Tuesday, April 27, 2010

Pulp Month Presents Tarzan Tuesday: The Imitators!

After Tarzan made his first appearance in the early years of the twentieth century, the popularity of the character took off like a sky-rocket. So it should be no surprise that the world of pulps and comic books wasted little time in converting that success to other forms with other, quite similar characters.

The pulp stand-outs were Ka-Zar (certainly more famous for later being part of the early Marvel Mystery Comics that also introduced Sub-Mariner and Human Torch) and Ki-Gor, Jungle Lord, star of the long running Jungle Stories pulp. A public domain character now, Ki-Gor has appeared in books published by Atlus Press and Wild Cat Books with comic and pulp anthologies from Moonstone Books coming soon.
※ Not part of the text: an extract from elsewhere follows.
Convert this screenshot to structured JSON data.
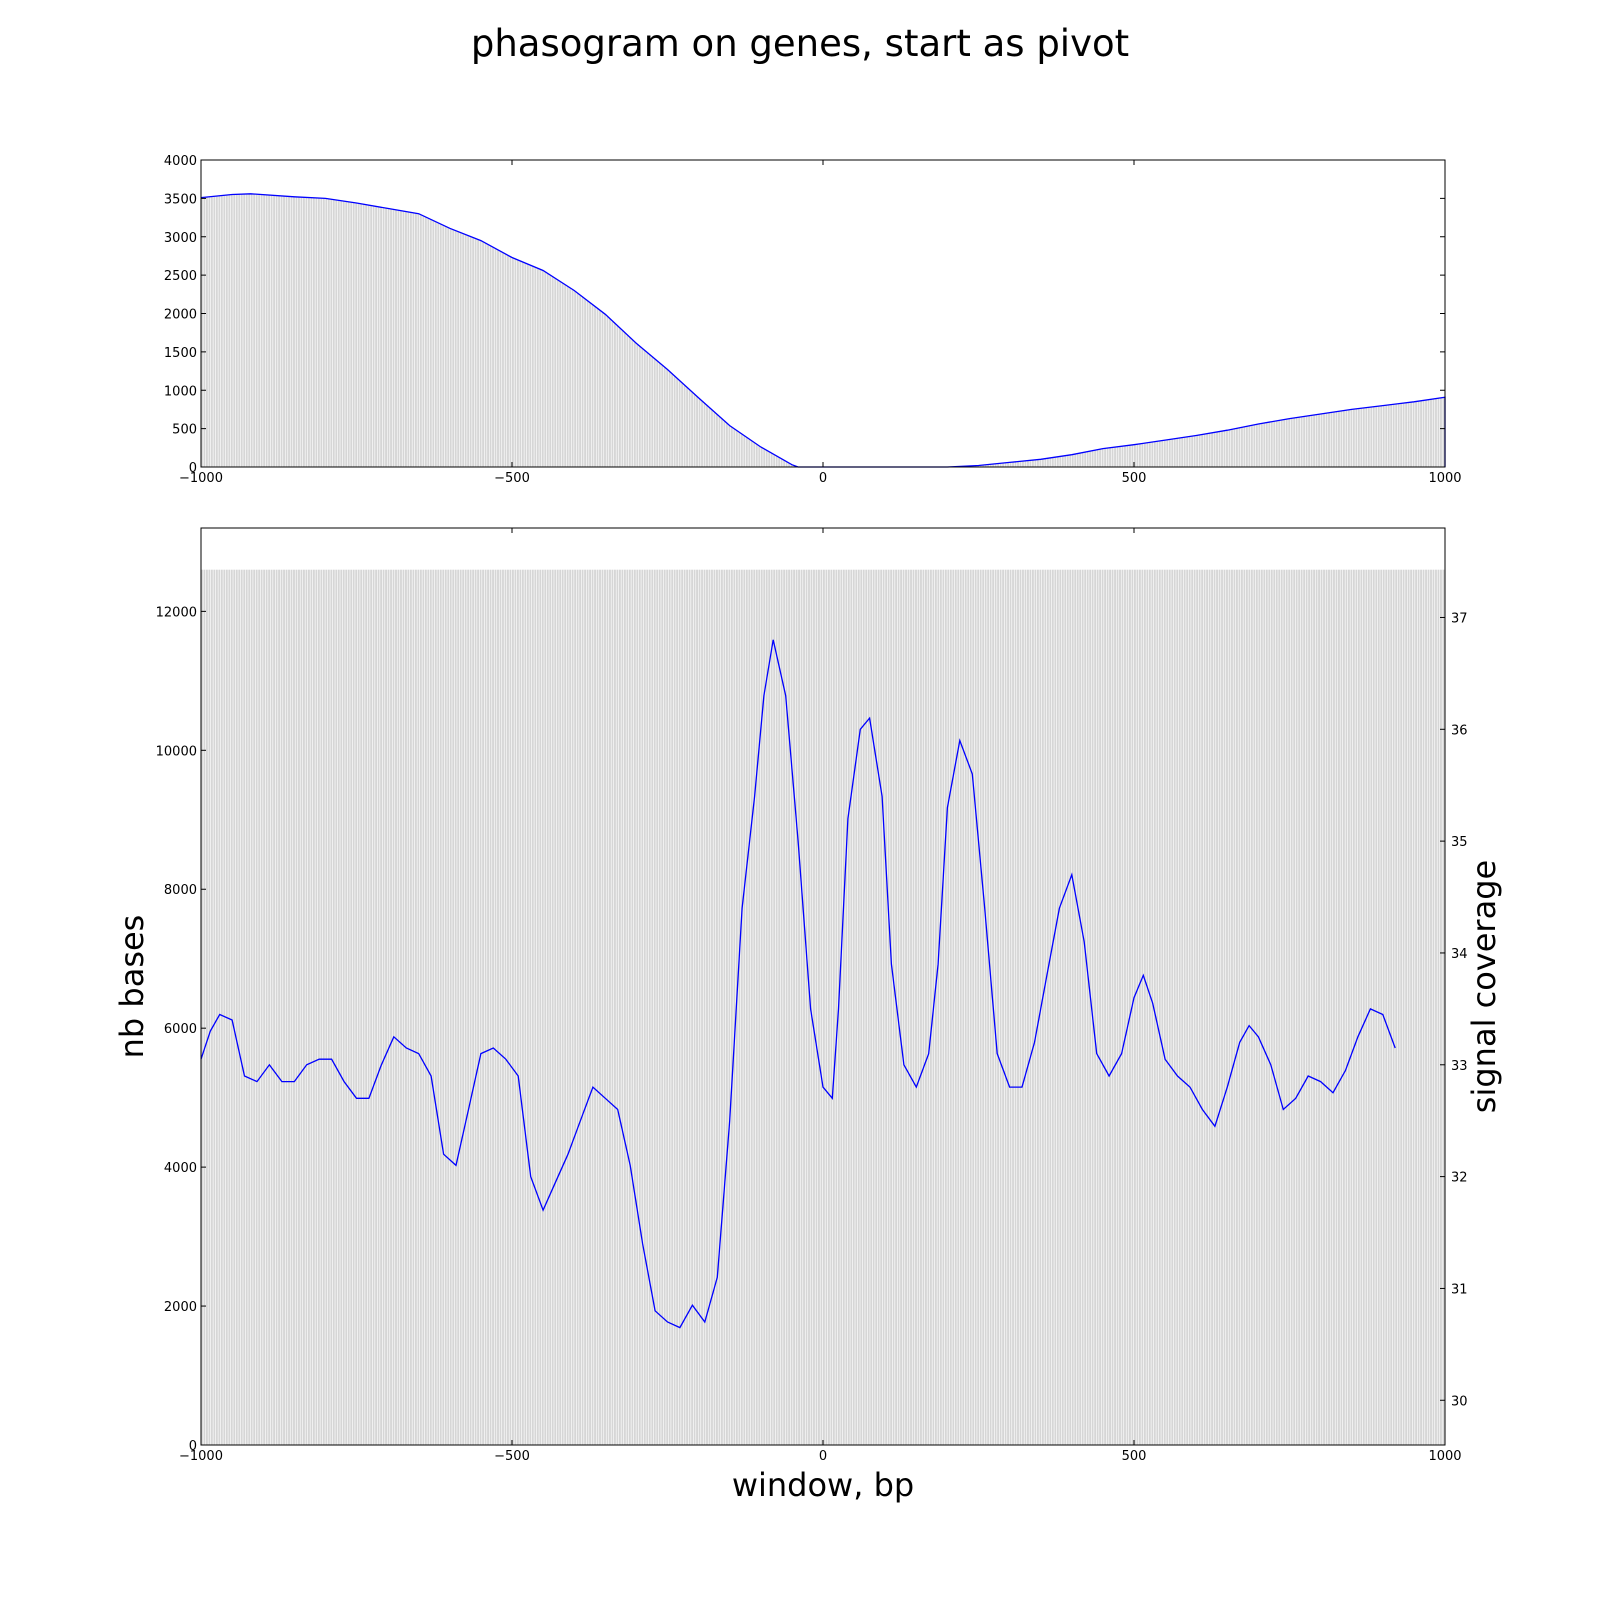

But comics... comics were filled with Tarzan clones left and right. I am sure if you checked out a comics rack in the first half of the forties you could find half a dozen titles with jungle themes. Characters with names like Ka'anga and Wambi appeared, while early female star Fantomah was an insanely over-powered (and sometimes skull-faced) protector of the jungle.

Things really went up a notch following the debut of Sheena, Queen of the Jungle. The Eisner-Iger creation was one of the most popular characters of the thirties and forties, surviving until 1953. She spawned a pulp during that time (a feat rare among comic books). She returned in a short-lived TV series, a movie in the mid-eighties, and a very entertaining comic from Devil’s Due just a couple years ago.

Sheena spawned as many imitators as Tarzan. Characters like Zegra, Tiger Girl, Tegra the Jungle Queen, and Jann of the Jungle quickly appeared in an attempt to capitalize off the character’s popularity. One of these spin-offs, Rulah, Jungle Goddess, recently returned to fiction through Metahuman Press’s Timeline.

After the forties, the Tarzan clones became more sporadic. In France rival comic publishers created Akim and Zembla, both long lasting jungle lords. Marvel debuted a new Ka-Zar while DC dug back in to public domain Victorian fiction for the character of Rima. Parodies like George of the Jungle would also soon crop up. Wherever he appeared, the character of Tarzan seemed ready to appear in any number of variations in any place or time.

I suppose it is the mark of a truly defining character. Whatever the case, it seems Tarzan will live on, in one form or another, for a very long time to come.